All of the following houses, farms and public houses/inns had been within the Ancient Parish of Eggbuckland:  Austin Farm; Bloomballs Farm; Bowden Farm; Buckland Down/Buckland Wood Farm; Castle Farm Inn; Coleridge Farm; Colwell Farm; Common Wood Farm; Crabtree; Crabtree Inn; Creaza Mill; Cressbrook Farm; Deer Park Farm; Derriford Barton; Doidge's Farm; East Widey Farm; Efford Manor; Efford Mill or Gullett's Mill; Estover Farm; Fancy Farm; Frogmore Farm; Fursdon House; Goosewell Farm; Higher Efford Farm; Higher Efford House; King's Arms Public House; Knackersnowle (part was in Saint Budeaux parish); Laira House; Laira Inn; Leigham Farm; Leigham House; Leigham Mill; Little Efford Farm; Longbridge; Lower Leigham; Mainstone Farm; Marsh House; New Inn; Pool Farm; Rising Sun Inn; Riverford Farm; Rock House (later Briarleigh); Shallaford; Smallack Farm; Stone Farm; Vicarage; Volunteer Inn; Widey Cottage; Widey Court; Widey Farm; Widey Mills.

Lords of the Manors

There were two manors within the Parish:

  • Efford, with Mr Henry Clark BA JP as Lord of the Manor in 1870 and 1893;

  • Eggbuckland, with Mr Christopher Tolcher as Lord of the Manor in 1870.

Overseer of the Poor

The Overseer of the Poor for Eggbuckland in 1857 was Mr Andrew Irving Stuttaford, who was also the Surveyor of Highways.

Parish Clerk

The Parish Clerk for Eggbuckland in 1857 was Mr George Cole.

Parish Constable

The Parish Constable for Eggbuckland in 1857 was Mr George Dawe, a dairyman from Knackersknowle; and in 1870 was Mr William Jago.

Surveyor of Highways

The Surveyor of Highways for Eggbuckland in 1857 was Mr Andrew Irving Stuttaford, a builder, who was also Overseer of the Poor.

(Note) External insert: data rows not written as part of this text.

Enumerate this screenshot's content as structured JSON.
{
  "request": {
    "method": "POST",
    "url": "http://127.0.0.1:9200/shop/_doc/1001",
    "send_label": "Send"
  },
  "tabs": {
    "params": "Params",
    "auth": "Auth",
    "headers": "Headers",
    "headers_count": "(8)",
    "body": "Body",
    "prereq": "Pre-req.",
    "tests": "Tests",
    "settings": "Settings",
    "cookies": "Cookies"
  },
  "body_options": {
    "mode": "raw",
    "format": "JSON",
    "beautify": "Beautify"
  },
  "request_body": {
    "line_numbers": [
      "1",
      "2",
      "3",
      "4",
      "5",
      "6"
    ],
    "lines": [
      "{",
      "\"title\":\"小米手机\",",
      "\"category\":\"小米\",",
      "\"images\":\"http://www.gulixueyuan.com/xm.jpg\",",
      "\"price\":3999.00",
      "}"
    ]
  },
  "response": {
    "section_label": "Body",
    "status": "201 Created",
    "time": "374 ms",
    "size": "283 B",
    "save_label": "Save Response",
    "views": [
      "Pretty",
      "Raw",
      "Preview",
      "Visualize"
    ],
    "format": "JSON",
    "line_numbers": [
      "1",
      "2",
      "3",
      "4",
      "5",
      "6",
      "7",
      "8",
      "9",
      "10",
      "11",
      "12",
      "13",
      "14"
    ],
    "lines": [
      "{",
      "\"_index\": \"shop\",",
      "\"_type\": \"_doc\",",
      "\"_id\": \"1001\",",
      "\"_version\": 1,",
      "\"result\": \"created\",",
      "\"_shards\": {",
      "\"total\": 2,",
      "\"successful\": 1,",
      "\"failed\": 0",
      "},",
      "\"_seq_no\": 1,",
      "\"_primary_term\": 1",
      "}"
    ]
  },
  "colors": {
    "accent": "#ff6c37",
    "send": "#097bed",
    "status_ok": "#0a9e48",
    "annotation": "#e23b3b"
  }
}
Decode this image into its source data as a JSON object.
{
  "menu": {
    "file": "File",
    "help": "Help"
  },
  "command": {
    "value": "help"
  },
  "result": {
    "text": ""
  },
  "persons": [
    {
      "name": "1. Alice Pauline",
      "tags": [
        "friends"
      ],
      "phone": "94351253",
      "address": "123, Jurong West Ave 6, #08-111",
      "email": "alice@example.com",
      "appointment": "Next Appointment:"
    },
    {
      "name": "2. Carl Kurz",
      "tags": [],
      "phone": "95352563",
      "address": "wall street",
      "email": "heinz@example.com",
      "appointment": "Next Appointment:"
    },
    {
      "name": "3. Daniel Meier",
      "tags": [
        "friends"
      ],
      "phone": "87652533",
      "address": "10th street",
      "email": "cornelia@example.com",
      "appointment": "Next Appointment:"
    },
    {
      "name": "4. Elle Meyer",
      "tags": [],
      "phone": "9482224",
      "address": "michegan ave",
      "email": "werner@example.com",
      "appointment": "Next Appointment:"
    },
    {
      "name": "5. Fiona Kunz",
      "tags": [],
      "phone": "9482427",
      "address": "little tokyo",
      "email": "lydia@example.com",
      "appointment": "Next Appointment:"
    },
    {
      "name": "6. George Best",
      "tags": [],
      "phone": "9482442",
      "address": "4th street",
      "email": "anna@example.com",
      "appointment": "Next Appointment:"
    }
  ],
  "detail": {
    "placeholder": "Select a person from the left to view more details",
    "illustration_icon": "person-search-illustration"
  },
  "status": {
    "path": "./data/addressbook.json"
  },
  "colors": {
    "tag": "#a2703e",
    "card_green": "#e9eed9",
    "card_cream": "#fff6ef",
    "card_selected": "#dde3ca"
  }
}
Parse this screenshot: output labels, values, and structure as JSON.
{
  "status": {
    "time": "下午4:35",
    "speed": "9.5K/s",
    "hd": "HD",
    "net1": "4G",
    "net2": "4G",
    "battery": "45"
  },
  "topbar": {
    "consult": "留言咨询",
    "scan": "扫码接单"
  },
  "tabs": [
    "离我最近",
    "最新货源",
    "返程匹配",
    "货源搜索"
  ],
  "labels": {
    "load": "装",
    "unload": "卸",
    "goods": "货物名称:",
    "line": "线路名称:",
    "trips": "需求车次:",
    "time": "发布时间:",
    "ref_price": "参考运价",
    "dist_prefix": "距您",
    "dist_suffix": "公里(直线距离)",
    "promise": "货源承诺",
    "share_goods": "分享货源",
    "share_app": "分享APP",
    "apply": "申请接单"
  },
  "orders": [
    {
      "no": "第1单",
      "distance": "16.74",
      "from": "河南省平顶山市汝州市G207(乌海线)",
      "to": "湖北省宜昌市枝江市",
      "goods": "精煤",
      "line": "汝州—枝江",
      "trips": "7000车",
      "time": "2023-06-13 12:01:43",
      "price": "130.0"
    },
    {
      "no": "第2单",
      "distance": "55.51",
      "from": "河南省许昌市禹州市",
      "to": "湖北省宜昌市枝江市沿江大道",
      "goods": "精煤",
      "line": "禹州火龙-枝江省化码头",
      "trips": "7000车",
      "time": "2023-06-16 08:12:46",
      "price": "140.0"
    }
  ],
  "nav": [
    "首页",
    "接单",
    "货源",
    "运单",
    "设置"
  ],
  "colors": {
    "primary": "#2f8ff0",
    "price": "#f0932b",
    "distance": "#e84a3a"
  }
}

Later developments saw the formation of the Egg Buckland and Laira Green School Board (sic) in 1890, which took over the running of the Eggbuckland National School, adjacent to the Ancient Parish Church of Saint Edward, King and Martyr, that had been started in 1778 as the Eggbuckland Chantry or Charity School.  They subsequently erected the Eggbucklanmd and Laira Green Board School to replace the National School and also the Laira and Crabtree School.

The Parish Council, which had been formed on Monday March 5th 1894 under the Local Government Act of that year, met for the last time on Thursday March 30th 1939 and on and as from Friday March 31st 1939 the remainder of the Parish was absorbed in to the City of Plymouth under authority of the Plymouth Extension Act 1938.